Песчанникоф добавляет мне по почкам и опрокидывает ногой на пол.
– Никаких мне умрем и напрасно, понял? – шипит он.
Я не уверен, что понял, потому что все еще пытаюсь вдохнуть.
В голове у меня как под стробоскопом мелькают какие-то незначительные эпизоды, вроде украденного со стойки в одном из лондонских баров бокала пива. Я тогда отвернулся, тихо отошел в сторонку и выдул его в один присест. Дерьмо, это никак не подходит под расхожую фразу: "Вся жизнь пронеслась перед глазами".
О-о-о.
Воздух наконец наполняет меня. Он пахнет горьким пластиком и мокрой резиной, но, господи, как он сладок!
Песчанникоф не дает мне в полной мере насладиться мгновением и, подняв, прижимает к стене.
– Ты вообще жить хочешь? – спрашивает он.
– Хочу, – выдыхаю я.
– Значит, никакого нытья.
– Это – тоталитаризм.
– А как же! – скалится Песчанникоф. – Мы – маленькая тоталитарная колония.
Я молчу. Русский смотрит на меня взглядом энтомолога.
– Здесь по-другому нельзя, – говорит он. – Иначе мы все умрем. А нам нужно раскрыть еще два купола.
– Зачем? – кривлю губы я.
– Жить.
– И кому это нужно?
– Мне, тебе, Энни. Японцу нашему. Мы – первопоселенцы. И не важно, появится ли здесь кто-то еще. Может, да, может, нет. А мы должны по возможности сделать так, чтобы тем, кто придет за нами, было, где укрыться, что есть и чем дышать. Через месяц, через год, через десять лет. Это наша задача. И наплевать, что там на Земле, как там на Земле, забыли нас, не забыли, вспомнят ли.
– А потом?
Песчанникоф улыбается.
– А потом – свобода. Сначала – работа, потом – свобода. Понимаешь, Смит? Мы, сука, здесь, в этой мерзлой заднице, должны выжить и вырастить город-сад. Мы с тобой! И Энни. И Кагава. Вместе. Потому что так правильно.

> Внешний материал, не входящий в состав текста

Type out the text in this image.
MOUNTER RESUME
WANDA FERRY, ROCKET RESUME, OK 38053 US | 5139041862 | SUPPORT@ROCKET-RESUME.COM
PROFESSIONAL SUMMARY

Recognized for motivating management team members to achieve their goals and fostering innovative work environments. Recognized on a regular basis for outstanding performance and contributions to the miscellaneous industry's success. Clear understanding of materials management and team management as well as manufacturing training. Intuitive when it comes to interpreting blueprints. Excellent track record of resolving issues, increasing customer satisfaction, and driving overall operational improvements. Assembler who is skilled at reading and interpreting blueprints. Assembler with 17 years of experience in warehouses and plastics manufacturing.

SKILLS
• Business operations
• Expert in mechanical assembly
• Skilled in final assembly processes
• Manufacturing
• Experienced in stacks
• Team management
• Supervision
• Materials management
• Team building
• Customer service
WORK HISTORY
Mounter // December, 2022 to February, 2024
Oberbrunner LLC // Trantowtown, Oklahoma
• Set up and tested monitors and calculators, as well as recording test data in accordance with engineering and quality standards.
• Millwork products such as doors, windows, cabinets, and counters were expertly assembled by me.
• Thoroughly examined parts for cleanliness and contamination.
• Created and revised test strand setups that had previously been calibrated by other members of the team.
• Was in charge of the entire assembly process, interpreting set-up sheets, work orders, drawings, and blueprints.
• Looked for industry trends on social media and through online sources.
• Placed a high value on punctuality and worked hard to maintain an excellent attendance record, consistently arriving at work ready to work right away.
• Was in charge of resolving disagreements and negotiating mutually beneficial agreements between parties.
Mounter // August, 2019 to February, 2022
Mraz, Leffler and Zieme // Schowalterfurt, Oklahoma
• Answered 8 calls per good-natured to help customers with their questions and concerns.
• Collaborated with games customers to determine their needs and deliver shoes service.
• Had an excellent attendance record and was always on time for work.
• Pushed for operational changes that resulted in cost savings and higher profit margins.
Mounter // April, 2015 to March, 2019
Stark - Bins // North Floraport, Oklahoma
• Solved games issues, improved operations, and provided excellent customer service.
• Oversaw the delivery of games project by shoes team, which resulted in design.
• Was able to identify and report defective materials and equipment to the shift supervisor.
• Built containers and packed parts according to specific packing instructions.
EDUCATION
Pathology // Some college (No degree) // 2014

– Вам-то откуда знать? – спрашиваю я.
– Эх, ты, – говорит Песчанникоф.
И внезапно обнимает меня, по-доброму, без всякого подтекста.
Странно, думаю я, как бывает.
Секунду назад ненавидишь человека до смерти, даже хочешь закрыть его в контейнере, но вот он сказал, не в солнечное сплетение пробил, это бог с ним, в душу как-то пролез, и ты понимаешь, ведь это лучшее, что с тобой могло случиться. Даже трудности какие-то уже не трудности, вода, воздух, перетерпится это все.
Лучшее.
Никогда раньше не был причастен к человеческой истории. Все думал, то ли на синтетиках до дурки докачусь, то ли в тюрьму сяду.
А сейчас – сейчас хочется попробовать!
В люк вежливо постукивают Энни с Кагавой, и Песчанникоф, подмигнув, подталкивает меня к ним, не дает даже слезы размазать.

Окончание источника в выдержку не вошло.